Participating in This Clinical Trial

Inclusion Criteria

  • female
  • pregestational BMI ≥ 30 kg/m2 (weight/height2)
  • singleton pregnancy with cephalic presentation
  • nulliparous
  • ≥ 36 weeks gestational age
  • decision of induction of labor
  • bishop score ≤ 5
  • ≤ 3 uterine contractions / 10 min
  • ≥ 18 years of age
  • personally signed and dated informed consent document
  • ability to comply with the requirement of the study
  • insurance coverage

Exclusion Criteria

  • deceleration on Fetal Heart Rate (FHR)
  • placenta praevia
  • bleeding
  • premature rupture of membrane
  • chorioamnionitis
  • allergy to prostaglandins
  • contraindication to ballon
  • active genital herpes infection
  • HIV infection
  • fetal estimated weight > 4500g
  • fetal serious congenital anomaly
  • patient subject to a legal protection order

Gender Eligibility: Female

Pregnant women

Minimum Age: 18 Years

Maximum Age: N/A

Are Healthy Volunteers Accepted: No

Investigator Details

  • Lead Sponsor
    • University Hospital, Toulouse
  • Provider of Information About this Clinical Study
    • Sponsor
  • Overall Official(s)
    • Christophe Vayssiere, Pr, Principal Investigator, CHU Toulouse
  • Overall Contact(s)
    • Christophe Vayssiere, Pr, 5 67 77 13 79, vayssiere.c@chu-toulouse.fr

References

Battarbee AN, Palatnik A, Peress DA, Grobman WA. Association of Early Amniotomy After Foley Balloon Catheter Ripening and Duration of Nulliparous Labor Induction. Obstet Gynecol. 2016 Sep;128(3):592-7. doi: 10.1097/AOG.0000000000001563.

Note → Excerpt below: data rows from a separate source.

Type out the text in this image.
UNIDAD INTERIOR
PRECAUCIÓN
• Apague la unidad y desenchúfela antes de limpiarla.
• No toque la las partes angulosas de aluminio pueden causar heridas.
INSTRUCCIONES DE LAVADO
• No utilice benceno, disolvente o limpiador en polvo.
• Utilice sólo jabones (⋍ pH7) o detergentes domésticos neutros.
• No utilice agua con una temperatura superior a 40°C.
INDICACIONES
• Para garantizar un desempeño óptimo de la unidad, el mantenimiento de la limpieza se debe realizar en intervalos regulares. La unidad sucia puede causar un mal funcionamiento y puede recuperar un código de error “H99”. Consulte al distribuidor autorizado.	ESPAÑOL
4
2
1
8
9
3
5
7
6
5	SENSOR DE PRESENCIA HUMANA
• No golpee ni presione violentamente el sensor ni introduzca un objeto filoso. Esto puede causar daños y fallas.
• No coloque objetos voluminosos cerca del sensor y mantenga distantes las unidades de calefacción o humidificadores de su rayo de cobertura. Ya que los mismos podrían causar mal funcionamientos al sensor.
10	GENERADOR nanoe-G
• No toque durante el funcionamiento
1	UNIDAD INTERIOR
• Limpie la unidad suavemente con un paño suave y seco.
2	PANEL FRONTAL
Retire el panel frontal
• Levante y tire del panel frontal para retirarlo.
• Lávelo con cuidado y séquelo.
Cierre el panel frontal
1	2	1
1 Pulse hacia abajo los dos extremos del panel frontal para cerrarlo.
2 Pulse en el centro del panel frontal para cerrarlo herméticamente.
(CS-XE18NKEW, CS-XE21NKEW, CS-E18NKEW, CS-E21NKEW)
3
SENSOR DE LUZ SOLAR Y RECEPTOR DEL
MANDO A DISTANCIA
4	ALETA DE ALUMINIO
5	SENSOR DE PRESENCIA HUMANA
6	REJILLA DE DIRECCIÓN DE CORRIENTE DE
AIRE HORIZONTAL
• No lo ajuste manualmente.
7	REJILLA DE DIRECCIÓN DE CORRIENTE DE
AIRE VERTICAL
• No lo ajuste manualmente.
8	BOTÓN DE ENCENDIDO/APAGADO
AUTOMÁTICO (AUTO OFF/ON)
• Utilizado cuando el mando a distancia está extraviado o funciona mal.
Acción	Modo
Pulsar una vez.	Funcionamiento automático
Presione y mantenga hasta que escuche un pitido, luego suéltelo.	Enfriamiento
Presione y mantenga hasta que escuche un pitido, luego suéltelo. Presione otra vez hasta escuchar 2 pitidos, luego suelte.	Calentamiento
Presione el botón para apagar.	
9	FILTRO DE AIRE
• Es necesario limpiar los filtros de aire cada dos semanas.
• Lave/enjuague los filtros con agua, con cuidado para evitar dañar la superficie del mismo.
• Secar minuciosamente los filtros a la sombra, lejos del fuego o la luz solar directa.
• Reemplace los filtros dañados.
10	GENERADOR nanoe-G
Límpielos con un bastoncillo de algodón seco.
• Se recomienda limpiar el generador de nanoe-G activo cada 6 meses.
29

Connolly KA, Kohari KS, Rekawek P, Smilen BS, Miller MR, Moshier E, Factor SH, Stone JL, Bianco AT. A randomized trial of Foley balloon induction of labor trial in nulliparas (FIAT-N). Am J Obstet Gynecol. 2016 Sep;215(3):392.e1-6. doi: 10.1016/j.ajog.2016.03.034. Epub 2016 Mar 24.

McMaster K, Sanchez-Ramos L, Kaunitz AM. Evaluation of a Transcervical Foley Catheter as a Source of Infection: A Systematic Review and Meta-analysis. Obstet Gynecol. 2015 Sep;126(3):539-51. doi: 10.1097/AOG.0000000000001002. Review.